El caso de Rodríguez es un perfecto ejemplo de cómo salirse del carril puede traer duras consecuencias. A los poderes más casposos del país, esos que cuya presencia llena de tufo a rancio estancias completas, se les atragantó el diputado canario el mismo día que entró en el Congreso con rastas y jersey. A partir de ahí, todo fue a peor.
Tras un juicio irregular y una causa que no se activó hasta que fue diputado de Podemos y quisieron quitárselo de en medio, Rodríguez asistió perplejo a cómo el Derecho, lamentablemente, no es garantía de nada, pues vio cómo los servicios jurídicos del Congreso eran capaces de afirmar una cosa y la contraria aplicando la misma ley, terminando dando aval a la presidenta de la Cámara Baja, Meritxell Batet (PSOE), para retirarle su acta de diputado. No ha vuelto a recuperarla desde entonces, privándose así al electorado de su derecho a confiar en Rodríguez para representarlo.
Dos años más tarde y tras la presentación de un recurso de amparo, todo indica que el Tribunal Constitucional confirmará que la pena impuesta por el Supremo fue desproporcionada. Quizás, a los magistrados de la Sala Segunda del Supremo no les gustó que durante el proceso Rodríguez no agachara la cabeza y, lejos de clavar rodilla en suelo, expusiera las irregularidades de la causa, las malas prácticas que persisten en las fuerzas del orden... Lo que ellos seguramente consideraron arrogancia no era más que integridad, una cualidad que demasiada gente con poder desconoce.
Una sentencia desproporcionada es sinónimo de una vulneración de derechos fundamentales, nada menos, que por parte de un alto tribunal. Siguiendo ese ciclo, esa vulneración de derechos fundamentales, cuando se produce en un diputado, se extiende a toda la democracia, pues afecta al conjunto de la ciudadanía, de quien emana la soberanía popular. El modo en que el Tribunal Supremo dio la estocada política a Rodríguez arrebató a la ciudadanía su derecho a elegir legítimamente a sus representantes. El mandato encomendado al diputado de Podemos fue suspendido por el Supremo en una más que evidente interferencia entre poderes, tal y como ahora evidencia el Constitucional.

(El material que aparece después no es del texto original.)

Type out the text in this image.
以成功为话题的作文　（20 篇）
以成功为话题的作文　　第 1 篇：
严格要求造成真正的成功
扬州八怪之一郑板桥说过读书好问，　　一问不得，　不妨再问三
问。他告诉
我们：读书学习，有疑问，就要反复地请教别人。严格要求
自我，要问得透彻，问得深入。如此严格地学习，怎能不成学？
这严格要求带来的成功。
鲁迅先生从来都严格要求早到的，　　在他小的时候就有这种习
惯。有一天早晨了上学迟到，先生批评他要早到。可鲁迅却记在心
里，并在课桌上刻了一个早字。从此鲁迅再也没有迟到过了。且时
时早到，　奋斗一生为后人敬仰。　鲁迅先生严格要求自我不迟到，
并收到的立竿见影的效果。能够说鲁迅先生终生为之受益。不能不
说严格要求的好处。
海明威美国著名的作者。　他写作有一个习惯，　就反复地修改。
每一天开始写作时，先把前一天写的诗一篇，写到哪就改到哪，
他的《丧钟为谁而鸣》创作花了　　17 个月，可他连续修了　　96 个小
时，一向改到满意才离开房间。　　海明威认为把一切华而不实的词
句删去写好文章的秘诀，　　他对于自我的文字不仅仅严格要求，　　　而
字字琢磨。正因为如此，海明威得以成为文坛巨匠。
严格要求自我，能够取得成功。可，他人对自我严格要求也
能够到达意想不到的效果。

La vulneración de los derechos fundamentales de Rodríguez forma parte de la persecución judicial, del lawfare, al que ha sido sometido Podemos desde su nacimiento. Este acoso es innegable, como también lo es la solvencia con la que la formación morada ha salido airosa en todas las causas. ¿Quién y cómo compensará ahora a Rodríguez? ¿Y a la ciudadanía a la que arrebataron injustamente a su representante? Sencillamente, no se puede. No hay compensación posible y pese a la poca relevancia mediática y tertuliana, es un hecho gravísimo. Es una mancha en nuestra democracia que no debiera pasarse por alto. Incluso el fallo de ahora del Tribunal Constitucional supone una falla del sistema, pues su llegada dos años después del agravio del Supremo no resuelve nada, de hecho, ahonda en la falta de garantías procesales sufridas por Rodríguez, sufridas por toda la ciudadanía. Esconder este desafío que tiene nuestro Estado no hace más que acrecentar el problema, que sin duda volverá a producirse y, con ello, un nuevo descalabro a la democracia.